HARTFORD, Vt. (AP) – A U.S. Border Patrol checkpoint on Interstate 91 – just under 100 miles from the Canadian border – is beginning to wear on residents and prompt questions by Vermont’s congressional delegation.
At a congressional hearing last week, U.S. Sen. Patrick Leahy, D-Vt., told Customs and Border Patrol Commissioner Robert C. Bonner that the I-91 checkpoint is “a long, long distance from the border that just stops honest Vermonters that have been driving back and forth forever and ever,” according to a partial transcript of the hearing provided by Leahy’s office.
“It is creating, both in the Live Free or Die state of New Hampshire and the former independent Republic of Vermont, it’s creating a bit of a concern,” Leahy said. “It’s not doing anything to stop people from coming across the border because they aren’t the ones that would get stopped.”
Bonner said the checkpoint, set up at the end of 2003, is part of a strategy that doesn’t rely solely on stops at the border itself.
“And it isn’t that the checkpoint is necessarily going to net terrorists that might come across the Canadian border into the United States,” Bonner said. “Part of the strategy of a checkpoint is lateral enforcement. It’s a second line of defense, and it’s going to be important.”

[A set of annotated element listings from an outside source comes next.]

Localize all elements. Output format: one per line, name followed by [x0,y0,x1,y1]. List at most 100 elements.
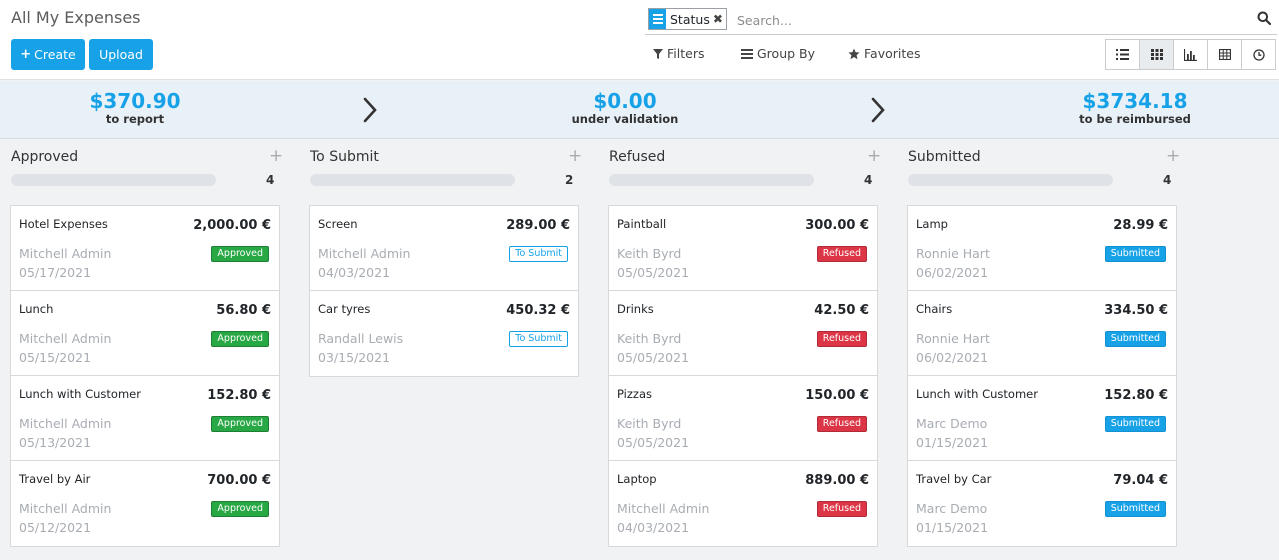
group-by-label: Group By [757,46,816,61]
page-title: All My Expenses [11,8,141,27]
kanban-view-button[interactable] [1139,39,1174,70]
filters-label: Filters [667,46,705,61]
expense-card[interactable]: Travel by Car 79.04 € Marc Demo 01/15/20… [908,461,1176,546]
status-badge: Refused [816,246,867,262]
create-button[interactable]: + Create [11,39,85,70]
search-icon[interactable] [1257,11,1271,25]
card-employee: Marc Demo [916,416,988,431]
filter-group-icon [649,9,666,29]
card-name: Screen [318,217,358,231]
card-list: Paintball 300.00 € Keith Byrd 05/05/2021… [608,205,878,547]
plus-icon: + [20,47,32,62]
filters-button[interactable]: Filters [653,46,704,61]
upload-button[interactable]: Upload [89,39,153,70]
status-badge: Submitted [1104,501,1166,517]
expense-card[interactable]: Chairs 334.50 € Ronnie Hart 06/02/2021 S… [908,291,1176,376]
card-date: 05/05/2021 [617,265,690,280]
status-badge: Refused [816,501,867,517]
expense-card[interactable]: Laptop 889.00 € Mitchell Admin 04/03/202… [609,461,877,546]
quick-create-icon[interactable]: + [269,147,283,165]
card-date: 05/05/2021 [617,435,690,450]
favorites-label: Favorites [864,46,921,61]
card-date: 03/15/2021 [318,350,391,365]
quick-create-icon[interactable]: + [568,147,582,165]
expense-card[interactable]: Paintball 300.00 € Keith Byrd 05/05/2021… [609,206,877,291]
expense-card[interactable]: Pizzas 150.00 € Keith Byrd 05/05/2021 Re… [609,376,877,461]
column-progress-bar[interactable] [11,174,216,186]
facet-label: Status [670,11,710,27]
card-name: Lunch with Customer [916,387,1038,401]
card-date: 04/03/2021 [318,265,391,280]
card-employee: Randall Lewis [318,331,404,346]
card-name: Hotel Expenses [19,217,108,231]
pivot-view-button[interactable] [1207,39,1242,70]
card-name: Lunch [19,302,54,316]
quick-create-icon[interactable]: + [867,147,881,165]
column-progress-bar[interactable] [609,174,814,186]
expense-card[interactable]: Lunch with Customer 152.80 € Mitchell Ad… [11,376,279,461]
card-name: Travel by Car [916,472,992,486]
status-badge: Submitted [1104,331,1166,347]
status-badge: Approved [211,416,269,432]
kanban-view-icon [1150,49,1163,60]
column-progress-bar[interactable] [908,174,1113,186]
column-title: Approved [11,149,79,165]
card-employee: Mitchell Admin [19,501,112,516]
card-date: 05/05/2021 [617,350,690,365]
graph-view-button[interactable] [1173,39,1208,70]
stat-to-be-reimbursed: $3734.18 to be reimbursed [1060,90,1210,126]
card-employee: Keith Byrd [617,246,682,261]
card-date: 05/13/2021 [19,435,92,450]
column-count: 4 [266,173,275,187]
card-name: Pizzas [617,387,652,401]
expense-card[interactable]: Lamp 28.99 € Ronnie Hart 06/02/2021 Subm… [908,206,1176,291]
card-name: Lamp [916,217,948,231]
expense-card[interactable]: Travel by Air 700.00 € Mitchell Admin 05… [11,461,279,546]
close-icon[interactable]: ✖ [713,12,726,26]
expense-card[interactable]: Screen 289.00 € Mitchell Admin 04/03/202… [310,206,578,291]
card-amount: 28.99 € [1113,218,1168,233]
card-date: 06/02/2021 [916,350,989,365]
column-title: Refused [609,149,666,165]
card-name: Travel by Air [19,472,91,486]
card-employee: Ronnie Hart [916,331,990,346]
expense-dashboard: $370.90 to report $0.00 under validation… [0,81,1279,139]
card-amount: 450.32 € [506,303,570,318]
graph-view-icon [1184,48,1197,61]
card-list: Screen 289.00 € Mitchell Admin 04/03/202… [309,205,579,377]
card-amount: 150.00 € [805,388,869,403]
card-amount: 889.00 € [805,473,869,488]
card-list: Hotel Expenses 2,000.00 € Mitchell Admin… [10,205,280,547]
search-input[interactable] [737,10,1237,30]
list-view-button[interactable] [1105,39,1140,70]
column-title: To Submit [310,149,379,165]
expense-card[interactable]: Car tyres 450.32 € Randall Lewis 03/15/2… [310,291,578,376]
status-badge: Approved [211,501,269,517]
status-facet[interactable]: Status ✖ [648,8,727,30]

U.S. Sen. Jim Jeffords, I-Vt., also wrote Bonner in late January, questioning him about a proposal to make the checkpoint permanent. “Many Vermont residents feel that the check restricts the movement of people and goods and infringes upon their civil rights. Vermonters are also concerned that the traffic check is not a good use of resources since there are many alternate routes nearby,” Jeffords wrote.
Joel Barkin, a spokesman for U.S. Rep. Bernie Sanders, I-Vt., said Sanders had heard from about a dozen constituents and will be writing Bonner asking “things like, “Are local people being harassed?’ (and) “Does it make sense to have this so far down?”‘
A spokesman for Republican Gov. Jim Douglas called the “stationary” nature of the current Hartford checkpoint “curious,” but deferred to the agency’s expertise. “The governor certainly wants the Border Patrol to do what it thinks is necessary to protect and secure the borders of America,” said Douglas spokesman Jason Gibbs.
Federal court cases have given the Border Patrol leeway to set up interior checkpoints within 100 aeronautical miles of an international border.
The Hartford facility is 97 aeronautical miles from Canada, the Border Patrol said.
Since the current checkpoint was established at the end of 2003, 626 foreign nationals determined to be in the country illegally have been apprehended there, according to Richard Kite, a senior patrol agent in the Swanton sector.